Sidang Sengketa Pilpres 2024, Ahli Ganjar-Mahfud Ungkit Joget Gemoy di MK
- vstory
Jakarta - Kubu Ganjar Pranowo-Mahfud MD menghadirkan ahli psikologi sosial, Risa Permana Deli dalam sidang perselisihan hasil pemilu (PHPUK) atau sengketa Pilpres 2024 di Mahkamah Konstitusi (MK). Ia menyinggung soal perubahan psikologi Prabowo Subianto sebelum dan sesudah bergabung dengan Pemerintahan Presiden Joko Widodo (Jokowi).
Mulanya, Risa membahas soal sejarah Prabowo yang sangat agresif saat menjadi kandidat Presiden sejak 2014 silam.

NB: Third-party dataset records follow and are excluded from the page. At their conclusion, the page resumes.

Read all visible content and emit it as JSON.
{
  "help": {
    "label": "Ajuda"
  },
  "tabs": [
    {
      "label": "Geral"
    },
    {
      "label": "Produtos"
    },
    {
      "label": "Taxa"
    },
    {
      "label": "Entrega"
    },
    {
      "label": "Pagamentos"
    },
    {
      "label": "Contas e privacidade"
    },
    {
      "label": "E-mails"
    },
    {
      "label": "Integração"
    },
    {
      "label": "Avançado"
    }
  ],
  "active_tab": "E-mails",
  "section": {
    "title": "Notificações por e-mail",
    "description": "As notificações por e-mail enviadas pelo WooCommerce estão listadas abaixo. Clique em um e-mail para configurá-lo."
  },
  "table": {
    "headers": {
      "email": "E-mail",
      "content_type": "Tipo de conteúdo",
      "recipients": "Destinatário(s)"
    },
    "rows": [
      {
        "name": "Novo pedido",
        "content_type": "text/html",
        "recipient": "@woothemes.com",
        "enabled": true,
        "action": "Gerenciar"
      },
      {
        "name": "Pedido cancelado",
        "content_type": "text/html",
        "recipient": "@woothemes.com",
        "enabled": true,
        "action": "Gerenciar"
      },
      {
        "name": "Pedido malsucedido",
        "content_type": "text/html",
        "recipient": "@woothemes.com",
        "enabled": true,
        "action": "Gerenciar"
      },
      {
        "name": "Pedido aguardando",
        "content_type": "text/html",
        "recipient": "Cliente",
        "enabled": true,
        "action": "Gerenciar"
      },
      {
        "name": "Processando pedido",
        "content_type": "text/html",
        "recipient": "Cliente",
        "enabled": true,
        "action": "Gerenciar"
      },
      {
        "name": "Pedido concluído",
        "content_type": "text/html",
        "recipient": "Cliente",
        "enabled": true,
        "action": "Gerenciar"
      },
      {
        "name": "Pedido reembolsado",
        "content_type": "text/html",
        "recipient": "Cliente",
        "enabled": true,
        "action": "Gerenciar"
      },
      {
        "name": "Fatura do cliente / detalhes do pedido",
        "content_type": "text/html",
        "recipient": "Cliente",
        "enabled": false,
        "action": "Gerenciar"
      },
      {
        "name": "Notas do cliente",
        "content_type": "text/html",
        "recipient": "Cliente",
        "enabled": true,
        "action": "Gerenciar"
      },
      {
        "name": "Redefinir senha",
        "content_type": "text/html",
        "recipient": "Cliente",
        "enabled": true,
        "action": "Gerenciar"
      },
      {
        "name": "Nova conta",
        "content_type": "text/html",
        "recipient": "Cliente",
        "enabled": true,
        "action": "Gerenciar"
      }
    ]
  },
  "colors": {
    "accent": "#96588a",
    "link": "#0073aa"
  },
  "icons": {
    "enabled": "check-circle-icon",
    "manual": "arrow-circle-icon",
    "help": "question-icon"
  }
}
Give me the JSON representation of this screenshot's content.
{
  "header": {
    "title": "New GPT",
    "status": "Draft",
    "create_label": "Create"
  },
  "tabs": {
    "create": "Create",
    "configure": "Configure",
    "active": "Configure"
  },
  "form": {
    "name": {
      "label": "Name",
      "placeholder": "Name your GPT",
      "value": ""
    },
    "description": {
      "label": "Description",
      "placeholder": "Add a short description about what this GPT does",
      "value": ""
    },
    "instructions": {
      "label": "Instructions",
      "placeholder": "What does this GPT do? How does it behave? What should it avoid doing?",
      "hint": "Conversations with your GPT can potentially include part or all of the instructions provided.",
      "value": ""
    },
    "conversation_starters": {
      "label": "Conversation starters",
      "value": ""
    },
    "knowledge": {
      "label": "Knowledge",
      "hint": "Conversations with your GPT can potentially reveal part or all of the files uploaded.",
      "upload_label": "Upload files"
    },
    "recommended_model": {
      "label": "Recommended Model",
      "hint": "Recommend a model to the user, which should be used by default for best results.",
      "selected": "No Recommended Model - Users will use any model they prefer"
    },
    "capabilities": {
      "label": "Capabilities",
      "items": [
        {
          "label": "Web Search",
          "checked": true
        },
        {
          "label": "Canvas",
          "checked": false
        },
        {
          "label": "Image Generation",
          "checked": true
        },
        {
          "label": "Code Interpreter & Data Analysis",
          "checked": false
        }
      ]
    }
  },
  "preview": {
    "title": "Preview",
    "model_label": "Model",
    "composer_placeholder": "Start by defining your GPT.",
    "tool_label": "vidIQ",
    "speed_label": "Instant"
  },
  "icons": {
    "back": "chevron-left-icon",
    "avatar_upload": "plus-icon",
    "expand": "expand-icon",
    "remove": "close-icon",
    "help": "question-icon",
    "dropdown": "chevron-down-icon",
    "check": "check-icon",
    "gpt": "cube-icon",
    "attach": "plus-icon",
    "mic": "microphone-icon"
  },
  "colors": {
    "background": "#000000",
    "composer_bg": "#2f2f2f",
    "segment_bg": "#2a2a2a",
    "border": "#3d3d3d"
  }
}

"Kehadiran Prabowo dalam panggung politik dan kita semua tahu apa sejarah tersebut. Dalam dua kali pemilihan sebelumnya, Prabowo menunjukkan naluri berkuasa yang sangat agresif. Naluri tersebut, tiba-tiba hilang ketika beliau kalau di 2019 dan masuk ke Tim Pemerintahannya Presiden Jokowi. Selama 5 tahun agresifitas itu seperti di jinakan dan apa yang kita lihat kemudian, pak Prabowo kehilangan agresifitas kekuasaan yang kita kenal sebelumnya,” kata Ris di Ruang Sidang MK pada Selasa, 2 April 2024.
Risa menjelaskan, bahwa belakangan ini Prabowo berasosiasi ketokohan seperti Jokowi. Salah satu hal itu terlihat saat dirinya ikut blusukan hingga berjoget saat kampanye.
"Tiba-tiba sejarah berevolusi, kemudian yang kalem ini diikuti juga dengan proses pemilu yang kita lihat Pak Prabowo berjoget- berjoget. Bahkan, ketika beliau diserang dalam debat calon Presiden pun, beliau tidak merespon secara agresif," ucap Risa.
Sehingga, kata dia, masyarakat mengasosiasikan bukan hanya dengan Jokowi dan bansos, tetapi juga dengan sesuatu yang nyaman, yang tidak akan mengganggu. “Sebagaimana di periode pemilu sebelumnya, dimana Prabowo dianggap akan mengancam dan menimbulkan ketakutan," lanjutnya.
Maka itu, Risa menilai Prabowo yang senang berjoget itu menggambarkan bahwa masyarakat tak perlu pemimpin yang cerdas dalam berpolitik.
"Justru karena beliau menang dalam keadaan seperti ini dan cukup dengan berjoget serta mengatakan, ‘Mas Anies, Mas Anies', kita melihat bahwa sebenarnya rakyat yang cerdas itu, kecerdasannya bukan diisi pengetahuan politik, tapi pengetahuan cultural bahwa pemimpin enggak perlu pemimpin yang pintar. Pokoknya yang cool," tuturnya.